Она вытянулась, устало перевела дыхание, черные длинные ресницы плотно сомкнулись.

— Товарищи, мы победили, — выговорила она. — Хочется с… па… а… ть… — и замолкла.

Анюта проспала почти цельте сутки. Очнувшись, она попросила:

— Пить!

Галя подала ей воды. Анюта с жадностью выпила ее-всю. И сразу глаза у нее заблестели…

— Что они с тобой делали, девонька? — Матрена Тимофеевна заботливо поправила ей изголовье. — Где держали тебя?

— Не надо, — сказала Анюта. Она пошевелила губами, силясь улыбнуться. — Сейчас утро?

— Нет, близко к вечеру, — ответила Лиза.

— Значит, солнце уже над горами. Нежаркое, ласковое… Хорошо сидеть где-нибудь на высокой-высокой горе, под самыми облаками… Внизу играет река…. А с земли… доносится песня…

Она не хотела отвечать на вопросы о карцере, о побоях. Не хотела говорить о том, как ее скрутили в смирительную рубашку «с уточкой» — стянули веревками на спине вместе и руки и ноги — и швырнули, как мешок, на холодный каменный пол. Зачем это? Человек должен жить не воспоминаниями о своих страданиях, а мечтой о будущем. Радостью достигнутой цели, победы…

Анюта приподнялась на локоть, потом села. Отвела рукой упавшие на глаза волосы.

— Мы победили… Какая я счастливая! — сказала она и засмеялась.

— Ты расскажи… Расскажи… — потянулись все к ней.

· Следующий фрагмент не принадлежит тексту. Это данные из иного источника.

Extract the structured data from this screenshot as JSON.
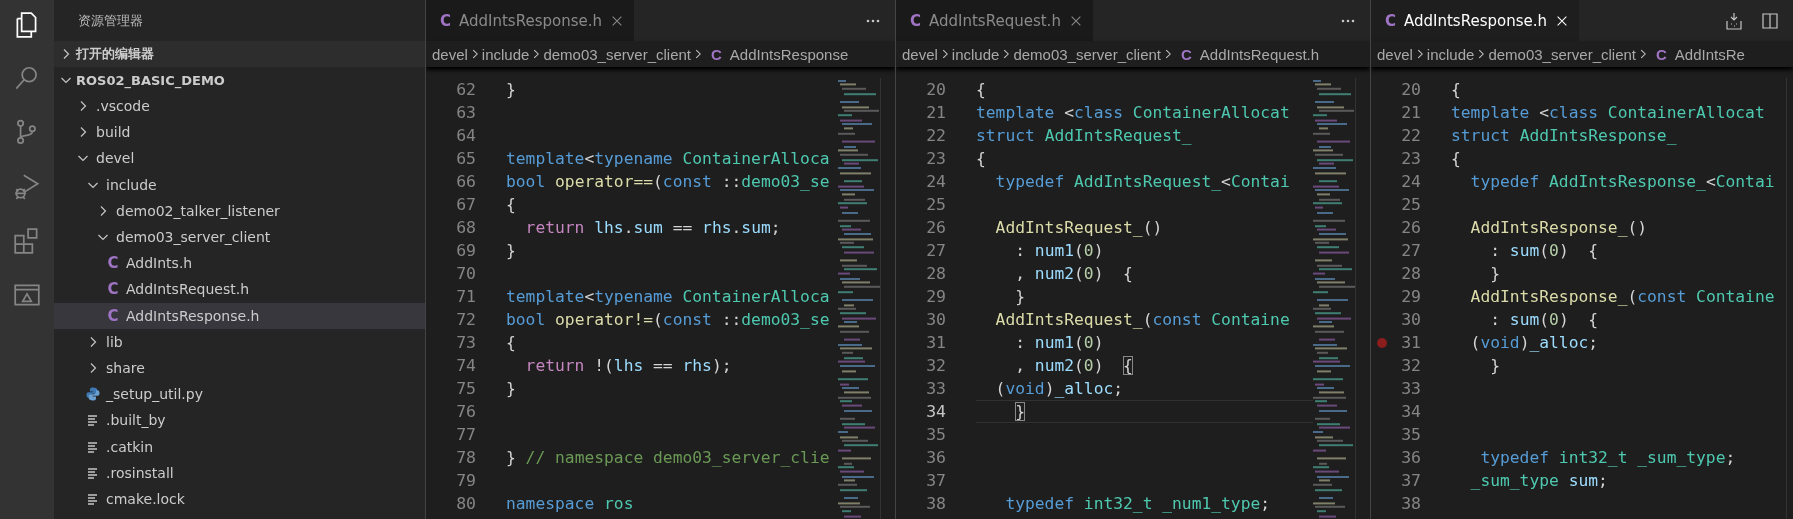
{
  "activity_bar": [
    {
      "kind": "files",
      "selected": true
    },
    {
      "kind": "search",
      "selected": false
    },
    {
      "kind": "source-control",
      "selected": false
    },
    {
      "kind": "run-debug",
      "selected": false
    },
    {
      "kind": "extensions",
      "selected": false
    },
    {
      "kind": "remote",
      "selected": false
    }
  ],
  "sidebar": {
    "title": "资源管理器",
    "sections": [
      {
        "label": "打开的编辑器",
        "expanded": false
      },
      {
        "label": "ROS02_BASIC_DEMO",
        "expanded": true,
        "items": [
          {
            "label": ".vscode",
            "kind": "folder",
            "expanded": false,
            "selected": false
          },
          {
            "label": "build",
            "kind": "folder",
            "expanded": false,
            "selected": false
          },
          {
            "label": "devel",
            "kind": "folder",
            "expanded": true,
            "selected": false,
            "children": [
              {
                "label": "include",
                "kind": "folder",
                "expanded": true,
                "selected": false,
                "children": [
                  {
                    "label": "demo02_talker_listener",
                    "kind": "folder",
                    "expanded": false,
                    "selected": false
                  },
                  {
                    "label": "demo03_server_client",
                    "kind": "folder",
                    "expanded": true,
                    "selected": false,
                    "children": [
                      {
                        "label": "AddInts.h",
                        "kind": "c",
                        "icon": "C",
                        "selected": false
                      },
                      {
                        "label": "AddIntsRequest.h",
                        "kind": "c",
                        "icon": "C",
                        "selected": false
                      },
                      {
                        "label": "AddIntsResponse.h",
                        "kind": "c",
                        "icon": "C",
                        "selected": true
                      }
                    ]
                  }
                ]
              },
              {
                "label": "lib",
                "kind": "folder",
                "expanded": false,
                "selected": false
              },
              {
                "label": "share",
                "kind": "folder",
                "expanded": false,
                "selected": false
              },
              {
                "label": "_setup_util.py",
                "kind": "python",
                "selected": false
              },
              {
                "label": ".built_by",
                "kind": "text",
                "selected": false
              },
              {
                "label": ".catkin",
                "kind": "text",
                "selected": false
              },
              {
                "label": ".rosinstall",
                "kind": "text",
                "selected": false
              },
              {
                "label": "cmake.lock",
                "kind": "text",
                "selected": false
              }
            ]
          }
        ]
      }
    ]
  },
  "editors": [
    {
      "tab": {
        "icon": "C",
        "label": "AddIntsResponse.h",
        "selected": false
      },
      "actions": [
        {
          "kind": "more"
        }
      ],
      "breadcrumb": [
        "devel",
        "include",
        "demo03_server_client"
      ],
      "breadcrumb_file": {
        "icon": "C",
        "label": "AddIntsResponse"
      },
      "minimap": true,
      "lines": [
        {
          "number": "62",
          "tokens": [
            {
              "kind": "plain",
              "text": "}"
            }
          ]
        },
        {
          "number": "63"
        },
        {
          "number": "64"
        },
        {
          "number": "65",
          "tokens": [
            {
              "kind": "kw",
              "text": "template"
            },
            {
              "kind": "plain",
              "text": "<"
            },
            {
              "kind": "kw",
              "text": "typename"
            },
            {
              "kind": "type",
              "text": " ContainerAlloca"
            }
          ]
        },
        {
          "number": "66",
          "tokens": [
            {
              "kind": "kw",
              "text": "bool"
            },
            {
              "kind": "fn",
              "text": " operator=="
            },
            {
              "kind": "plain",
              "text": "("
            },
            {
              "kind": "kw",
              "text": "const"
            },
            {
              "kind": "plain",
              "text": " ::"
            },
            {
              "kind": "type",
              "text": "demo03_se"
            }
          ]
        },
        {
          "number": "67",
          "tokens": [
            {
              "kind": "plain",
              "text": "{"
            }
          ]
        },
        {
          "number": "68",
          "tokens": [
            {
              "kind": "ctrl",
              "text": "  return"
            },
            {
              "kind": "var",
              "text": " lhs"
            },
            {
              "kind": "plain",
              "text": "."
            },
            {
              "kind": "var",
              "text": "sum"
            },
            {
              "kind": "plain",
              "text": " == "
            },
            {
              "kind": "var",
              "text": "rhs"
            },
            {
              "kind": "plain",
              "text": "."
            },
            {
              "kind": "var",
              "text": "sum"
            },
            {
              "kind": "plain",
              "text": ";"
            }
          ]
        },
        {
          "number": "69",
          "tokens": [
            {
              "kind": "plain",
              "text": "}"
            }
          ]
        },
        {
          "number": "70"
        },
        {
          "number": "71",
          "tokens": [
            {
              "kind": "kw",
              "text": "template"
            },
            {
              "kind": "plain",
              "text": "<"
            },
            {
              "kind": "kw",
              "text": "typename"
            },
            {
              "kind": "type",
              "text": " ContainerAlloca"
            }
          ]
        },
        {
          "number": "72",
          "tokens": [
            {
              "kind": "kw",
              "text": "bool"
            },
            {
              "kind": "fn",
              "text": " operator!="
            },
            {
              "kind": "plain",
              "text": "("
            },
            {
              "kind": "kw",
              "text": "const"
            },
            {
              "kind": "plain",
              "text": " ::"
            },
            {
              "kind": "type",
              "text": "demo03_se"
            }
          ]
        },
        {
          "number": "73",
          "tokens": [
            {
              "kind": "plain",
              "text": "{"
            }
          ]
        },
        {
          "number": "74",
          "tokens": [
            {
              "kind": "ctrl",
              "text": "  return"
            },
            {
              "kind": "plain",
              "text": " !("
            },
            {
              "kind": "var",
              "text": "lhs"
            },
            {
              "kind": "plain",
              "text": " == "
            },
            {
              "kind": "var",
              "text": "rhs"
            },
            {
              "kind": "plain",
              "text": ");"
            }
          ]
        },
        {
          "number": "75",
          "tokens": [
            {
              "kind": "plain",
              "text": "}"
            }
          ]
        },
        {
          "number": "76"
        },
        {
          "number": "77"
        },
        {
          "number": "78",
          "tokens": [
            {
              "kind": "plain",
              "text": "}"
            },
            {
              "kind": "cm",
              "text": " // namespace demo03_server_clie"
            }
          ]
        },
        {
          "number": "79"
        },
        {
          "number": "80",
          "tokens": [
            {
              "kind": "kw",
              "text": "namespace"
            },
            {
              "kind": "type",
              "text": " ros"
            }
          ]
        }
      ]
    },
    {
      "tab": {
        "icon": "C",
        "label": "AddIntsRequest.h",
        "selected": false
      },
      "actions": [
        {
          "kind": "more"
        }
      ],
      "breadcrumb": [
        "devel",
        "include",
        "demo03_server_client"
      ],
      "breadcrumb_file": {
        "icon": "C",
        "label": "AddIntsRequest.h"
      },
      "minimap": true,
      "lines": [
        {
          "number": "20",
          "current": false,
          "tokens": [
            {
              "kind": "plain",
              "text": "{"
            }
          ]
        },
        {
          "number": "21",
          "current": false,
          "tokens": [
            {
              "kind": "kw",
              "text": "template"
            },
            {
              "kind": "plain",
              "text": " <"
            },
            {
              "kind": "kw",
              "text": "class"
            },
            {
              "kind": "type",
              "text": " ContainerAllocat"
            }
          ]
        },
        {
          "number": "22",
          "current": false,
          "tokens": [
            {
              "kind": "kw",
              "text": "struct"
            },
            {
              "kind": "type",
              "text": " AddIntsRequest_"
            }
          ]
        },
        {
          "number": "23",
          "current": false,
          "tokens": [
            {
              "kind": "plain",
              "text": "{"
            }
          ]
        },
        {
          "number": "24",
          "current": false,
          "tokens": [
            {
              "kind": "kw",
              "text": "  typedef"
            },
            {
              "kind": "type",
              "text": " AddIntsRequest_"
            },
            {
              "kind": "plain",
              "text": "<"
            },
            {
              "kind": "type",
              "text": "Contai"
            }
          ]
        },
        {
          "number": "25",
          "current": false
        },
        {
          "number": "26",
          "current": false,
          "tokens": [
            {
              "kind": "fn",
              "text": "  AddIntsRequest_"
            },
            {
              "kind": "plain",
              "text": "()"
            }
          ]
        },
        {
          "number": "27",
          "current": false,
          "tokens": [
            {
              "kind": "plain",
              "text": "    : "
            },
            {
              "kind": "var",
              "text": "num1"
            },
            {
              "kind": "plain",
              "text": "("
            },
            {
              "kind": "num",
              "text": "0"
            },
            {
              "kind": "plain",
              "text": ")"
            }
          ]
        },
        {
          "number": "28",
          "current": false,
          "tokens": [
            {
              "kind": "plain",
              "text": "    , "
            },
            {
              "kind": "var",
              "text": "num2"
            },
            {
              "kind": "plain",
              "text": "("
            },
            {
              "kind": "num",
              "text": "0"
            },
            {
              "kind": "plain",
              "text": ")  {"
            }
          ]
        },
        {
          "number": "29",
          "current": false,
          "tokens": [
            {
              "kind": "plain",
              "text": "    }"
            }
          ]
        },
        {
          "number": "30",
          "current": false,
          "tokens": [
            {
              "kind": "fn",
              "text": "  AddIntsRequest_"
            },
            {
              "kind": "plain",
              "text": "("
            },
            {
              "kind": "kw",
              "text": "const"
            },
            {
              "kind": "type",
              "text": " Containe"
            }
          ]
        },
        {
          "number": "31",
          "current": false,
          "tokens": [
            {
              "kind": "plain",
              "text": "    : "
            },
            {
              "kind": "var",
              "text": "num1"
            },
            {
              "kind": "plain",
              "text": "("
            },
            {
              "kind": "num",
              "text": "0"
            },
            {
              "kind": "plain",
              "text": ")"
            }
          ]
        },
        {
          "number": "32",
          "current": false,
          "tokens": [
            {
              "kind": "plain",
              "text": "    , "
            },
            {
              "kind": "var",
              "text": "num2"
            },
            {
              "kind": "plain",
              "text": "("
            },
            {
              "kind": "num",
              "text": "0"
            },
            {
              "kind": "match",
              "text": ")  {"
            }
          ]
        },
        {
          "number": "33",
          "current": false,
          "tokens": [
            {
              "kind": "plain",
              "text": "  ("
            },
            {
              "kind": "kw",
              "text": "void"
            },
            {
              "kind": "plain",
              "text": ")"
            },
            {
              "kind": "var",
              "text": "_alloc"
            },
            {
              "kind": "plain",
              "text": ";"
            }
          ]
        },
        {
          "number": "34",
          "current": true,
          "tokens": [
            {
              "kind": "match",
              "text": "    }"
            }
          ]
        },
        {
          "number": "35",
          "current": false
        },
        {
          "number": "36",
          "current": false
        },
        {
          "number": "37",
          "current": false
        },
        {
          "number": "38",
          "current": false,
          "tokens": [
            {
              "kind": "kw",
              "text": "   typedef"
            },
            {
              "kind": "type",
              "text": " int32_t _num1_type"
            },
            {
              "kind": "plain",
              "text": ";"
            }
          ]
        }
      ]
    },
    {
      "tab": {
        "icon": "C",
        "label": "AddIntsResponse.h",
        "selected": true
      },
      "actions": [
        {
          "kind": "tray-arrow"
        },
        {
          "kind": "split"
        }
      ],
      "breadcrumb": [
        "devel",
        "include",
        "demo03_server_client"
      ],
      "breadcrumb_file": {
        "icon": "C",
        "label": "AddIntsRe"
      },
      "minimap": false,
      "lines": [
        {
          "number": "20",
          "breakpoint": false,
          "tokens": [
            {
              "kind": "plain",
              "text": "{"
            }
          ]
        },
        {
          "number": "21",
          "breakpoint": false,
          "tokens": [
            {
              "kind": "kw",
              "text": "template"
            },
            {
              "kind": "plain",
              "text": " <"
            },
            {
              "kind": "kw",
              "text": "class"
            },
            {
              "kind": "type",
              "text": " ContainerAllocat"
            }
          ]
        },
        {
          "number": "22",
          "breakpoint": false,
          "tokens": [
            {
              "kind": "kw",
              "text": "struct"
            },
            {
              "kind": "type",
              "text": " AddIntsResponse_"
            }
          ]
        },
        {
          "number": "23",
          "breakpoint": false,
          "tokens": [
            {
              "kind": "plain",
              "text": "{"
            }
          ]
        },
        {
          "number": "24",
          "breakpoint": false,
          "tokens": [
            {
              "kind": "kw",
              "text": "  typedef"
            },
            {
              "kind": "type",
              "text": " AddIntsResponse_"
            },
            {
              "kind": "plain",
              "text": "<"
            },
            {
              "kind": "type",
              "text": "Contai"
            }
          ]
        },
        {
          "number": "25",
          "breakpoint": false
        },
        {
          "number": "26",
          "breakpoint": false,
          "tokens": [
            {
              "kind": "fn",
              "text": "  AddIntsResponse_"
            },
            {
              "kind": "plain",
              "text": "()"
            }
          ]
        },
        {
          "number": "27",
          "breakpoint": false,
          "tokens": [
            {
              "kind": "plain",
              "text": "    : "
            },
            {
              "kind": "var",
              "text": "sum"
            },
            {
              "kind": "plain",
              "text": "("
            },
            {
              "kind": "num",
              "text": "0"
            },
            {
              "kind": "plain",
              "text": ")  {"
            }
          ]
        },
        {
          "number": "28",
          "breakpoint": false,
          "tokens": [
            {
              "kind": "plain",
              "text": "    }"
            }
          ]
        },
        {
          "number": "29",
          "breakpoint": false,
          "tokens": [
            {
              "kind": "fn",
              "text": "  AddIntsResponse_"
            },
            {
              "kind": "plain",
              "text": "("
            },
            {
              "kind": "kw",
              "text": "const"
            },
            {
              "kind": "type",
              "text": " Containe"
            }
          ]
        },
        {
          "number": "30",
          "breakpoint": false,
          "tokens": [
            {
              "kind": "plain",
              "text": "    : "
            },
            {
              "kind": "var",
              "text": "sum"
            },
            {
              "kind": "plain",
              "text": "("
            },
            {
              "kind": "num",
              "text": "0"
            },
            {
              "kind": "plain",
              "text": ")  {"
            }
          ]
        },
        {
          "number": "31",
          "breakpoint": true,
          "tokens": [
            {
              "kind": "plain",
              "text": "  ("
            },
            {
              "kind": "kw",
              "text": "void"
            },
            {
              "kind": "plain",
              "text": ")"
            },
            {
              "kind": "var",
              "text": "_alloc"
            },
            {
              "kind": "plain",
              "text": ";"
            }
          ]
        },
        {
          "number": "32",
          "breakpoint": false,
          "tokens": [
            {
              "kind": "plain",
              "text": "    }"
            }
          ]
        },
        {
          "number": "33",
          "breakpoint": false
        },
        {
          "number": "34",
          "breakpoint": false
        },
        {
          "number": "35",
          "breakpoint": false
        },
        {
          "number": "36",
          "breakpoint": false,
          "tokens": [
            {
              "kind": "kw",
              "text": "   typedef"
            },
            {
              "kind": "type",
              "text": " int32_t _sum_type"
            },
            {
              "kind": "plain",
              "text": ";"
            }
          ]
        },
        {
          "number": "37",
          "breakpoint": false,
          "tokens": [
            {
              "kind": "type",
              "text": "  _sum_type"
            },
            {
              "kind": "var",
              "text": " sum"
            },
            {
              "kind": "plain",
              "text": ";"
            }
          ]
        },
        {
          "number": "38",
          "breakpoint": false
        }
      ]
    }
  ]
}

— Четверых нас схватили, как зачинщиков, — заговорила Анюта. — А мы с первого дня голодовку объявили. Трудно было… Но ничего… Потом узнала я: телеграфировали отсюда в Петербург, спрашивали инструкций. Бунт, дескать, политические в централе устроили. Из Петербурга ответили: улучшить пищу, увеличить часы прогулок, лечить больных, давать книги… Нашелся человек с сердцем — стражник один — все нам рассказал. Теперь здесь решают: сразу послабление сделать или выждать немного, чтобы наша победа не была так заметна, будто наш протест значения не имел. Ну, пусть подождут, только недолго, — Анюта потрогала пальцами свой рассеченный подбородок, — не то мы им снова споем. Только так с ними и надо разговаривать. Пусть знают, что никакие карцеры и «уточки» нам не страшны. Никакой уступки в своих требованиях мы не сделаем. И никогда головы своей перед ними не склоним…

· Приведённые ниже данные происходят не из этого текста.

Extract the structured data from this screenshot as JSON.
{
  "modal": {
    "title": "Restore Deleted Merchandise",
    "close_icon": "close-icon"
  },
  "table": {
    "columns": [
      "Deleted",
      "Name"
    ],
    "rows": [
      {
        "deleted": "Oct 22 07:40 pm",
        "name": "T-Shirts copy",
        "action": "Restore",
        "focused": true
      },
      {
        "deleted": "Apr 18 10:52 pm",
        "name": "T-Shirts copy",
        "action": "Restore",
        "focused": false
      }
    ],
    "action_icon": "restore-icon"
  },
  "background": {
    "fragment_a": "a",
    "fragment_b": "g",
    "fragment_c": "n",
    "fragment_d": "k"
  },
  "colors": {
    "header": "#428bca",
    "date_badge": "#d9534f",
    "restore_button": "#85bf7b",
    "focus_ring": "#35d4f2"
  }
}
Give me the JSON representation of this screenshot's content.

Анюта говорила решительно, твердо, каждое слово ее звучало как призыв к новой борьбе. Слушая ее, с загоревшимися взглядами, женщины повторяли:

— Верно, Анюта, верно, нельзя сдаваться!

— Не покоряться им!

— Пусть не запугивают нас…

Они разговаривали радостно, возбужденно. Весь этот день им никто не мешал и через «волчок» не окрикивал, не грозился…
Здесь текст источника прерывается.